But the legislation text bans any financial compensation from changing hands, making surrogacy purely altruistic – a situation that could put many potential 'baby-carriers' off as they go through the discomfort and inconvenience of pregnancy to produce a child that will not be hers, and will get nothing out of it for herself.
Surrogate mothers must be Spanish or resident in Spain, and must be at least 25 years old which, again, could limit the number available as female fertility begins to decline from the late 20s and the probabilities of getting pregnant from age 35 onwards are less than 5%.
But it would prevent teenage girls from becoming surrogates to earn money, which is beneficial since pregnancy at such a young age is potentially dangerous.
Ciudadanos believes 'there are generous people out there who are willing to donate life', to justify the non-remuneration aspect.
But the party's draft law means a major step forward in solving the legal hassles faced by heterosexual couples where the woman cannot conceive or carry children, or all-male couples or would-be single dads.
Party leader Albert Rivera says babies born via surrogacy 'should not have to queue at the doors of the civil registry', given that at present, with the method not being recognised in Spain, it is impossible to register a child's birth to both parents without the surrogate mother having to be named as one parent – legal hurdles that can mean a baby effectively has no identity, and potentially no healthcare rights ore even a legal school place.
Rivera adds that with the ban on financial compensation for surrogate mothers, parents who need to make use of one 'will not have to remortgage their house to have a baby', nor go abroad.
“Prohibiting surrogacy is not the solution,” says Rivera, alluding to the right-wing PP's and its main rival, the PSOE's having stated they were against allowing 'rent-a-womb' schemes to be recognised in Spain.
Rivera calls upon the rest of the parties to 'be brave' and 'not put up obstacles or be influenced by in-house pressures'.
He went along to a conference on 'new family structures' yesterday (Saturday) at the San Antón market in Madrid's Chueca neighbourhood, well-known for its proliferation of bars and clubs for same-sex couples and singles.
“We've spent months working on the law text alongside legal experts and compared it against legislation in force in other, more evolved countries, such as Canada,” Rivera explains.
“We're in the 21st century, and new family structures are a fact of life, so we have to be brave and give them the legal protection we need – if we don't, we're just giving fuel to the mafia-style organisations who would make a hefty profit.
“The family is the pillar of society and Ciudadanos wants the law to progress in line with all types of family structures in our country – we don't want anyone to be left behind or to have to battle through an absolute labyrinth to become a parent, adopt, have a baby via a surrogate mother, enjoy shared custody of their children or enjoy life however they want either as a single person or as part of a couple.”

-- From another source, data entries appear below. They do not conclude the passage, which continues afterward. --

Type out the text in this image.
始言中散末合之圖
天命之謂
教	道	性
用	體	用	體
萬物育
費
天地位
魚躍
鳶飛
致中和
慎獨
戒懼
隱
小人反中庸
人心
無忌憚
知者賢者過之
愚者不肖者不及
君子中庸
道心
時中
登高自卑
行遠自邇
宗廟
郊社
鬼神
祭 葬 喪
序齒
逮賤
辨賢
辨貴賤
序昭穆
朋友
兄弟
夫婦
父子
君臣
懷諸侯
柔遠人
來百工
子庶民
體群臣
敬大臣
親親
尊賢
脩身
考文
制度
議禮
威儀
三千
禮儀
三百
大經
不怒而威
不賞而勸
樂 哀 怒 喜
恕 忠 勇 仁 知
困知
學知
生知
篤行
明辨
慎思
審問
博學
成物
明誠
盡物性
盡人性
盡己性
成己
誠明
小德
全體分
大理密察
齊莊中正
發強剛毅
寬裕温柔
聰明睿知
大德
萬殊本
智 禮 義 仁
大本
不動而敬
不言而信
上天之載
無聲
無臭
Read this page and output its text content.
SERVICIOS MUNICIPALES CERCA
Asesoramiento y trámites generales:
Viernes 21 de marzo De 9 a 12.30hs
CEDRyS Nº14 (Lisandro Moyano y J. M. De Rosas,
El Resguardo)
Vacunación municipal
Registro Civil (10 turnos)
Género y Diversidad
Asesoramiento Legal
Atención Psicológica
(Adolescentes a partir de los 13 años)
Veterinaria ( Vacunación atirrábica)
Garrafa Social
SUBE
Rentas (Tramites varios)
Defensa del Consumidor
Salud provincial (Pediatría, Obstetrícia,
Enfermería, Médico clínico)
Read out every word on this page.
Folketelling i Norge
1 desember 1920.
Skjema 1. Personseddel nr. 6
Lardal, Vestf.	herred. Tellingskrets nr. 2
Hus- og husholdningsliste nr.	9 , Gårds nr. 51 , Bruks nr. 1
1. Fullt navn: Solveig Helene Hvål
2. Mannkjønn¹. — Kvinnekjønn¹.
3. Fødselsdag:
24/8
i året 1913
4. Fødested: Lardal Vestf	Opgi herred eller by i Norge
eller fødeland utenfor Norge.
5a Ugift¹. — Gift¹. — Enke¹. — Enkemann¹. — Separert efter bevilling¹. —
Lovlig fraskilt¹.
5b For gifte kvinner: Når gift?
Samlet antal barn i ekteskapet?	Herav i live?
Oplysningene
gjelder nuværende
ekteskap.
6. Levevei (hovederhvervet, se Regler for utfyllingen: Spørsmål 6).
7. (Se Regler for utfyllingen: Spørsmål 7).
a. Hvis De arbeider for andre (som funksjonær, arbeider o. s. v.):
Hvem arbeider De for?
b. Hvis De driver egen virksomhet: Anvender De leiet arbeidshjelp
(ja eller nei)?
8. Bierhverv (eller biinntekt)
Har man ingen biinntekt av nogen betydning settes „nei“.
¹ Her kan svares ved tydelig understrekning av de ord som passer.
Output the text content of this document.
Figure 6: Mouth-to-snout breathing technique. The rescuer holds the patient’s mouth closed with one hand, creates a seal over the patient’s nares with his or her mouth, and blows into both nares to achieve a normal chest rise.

Ciudadanos' leader points out to traditionalists who are only willing to recognise the existence of the nuclear heterosexual family that 'once upon a time it was said that test-tube babies were not natural', that until the early 1980s in Spain divorce was not legal as it 'went against the sanctity of marriage', and that until 2005 in Spain, it was commonly believed that 'marriage was purely a union between a man and a woman' and therefore same-sex couples 'were not allowed to live with and wed the person they chose and fell in love with'.
Adoption, whether by same-sex or mixed-sex couples or singles, takes around 10 years to process, Rivera argues, and this 'does not make sense' – he has urged the PP-led government to take steps to speed it up so people can realise their dream of becoming parents without going through a decade of red tape.
“We just need to let other people lead their lives as they want,” Rivera stressed.
“Remember that the four main principles of modern life are love, freedom, equality, and ensuring everyone's problems are solved.
“It will be an honour to defend just causes in the right place – in the courts and in Parliament,” Rivera concluded.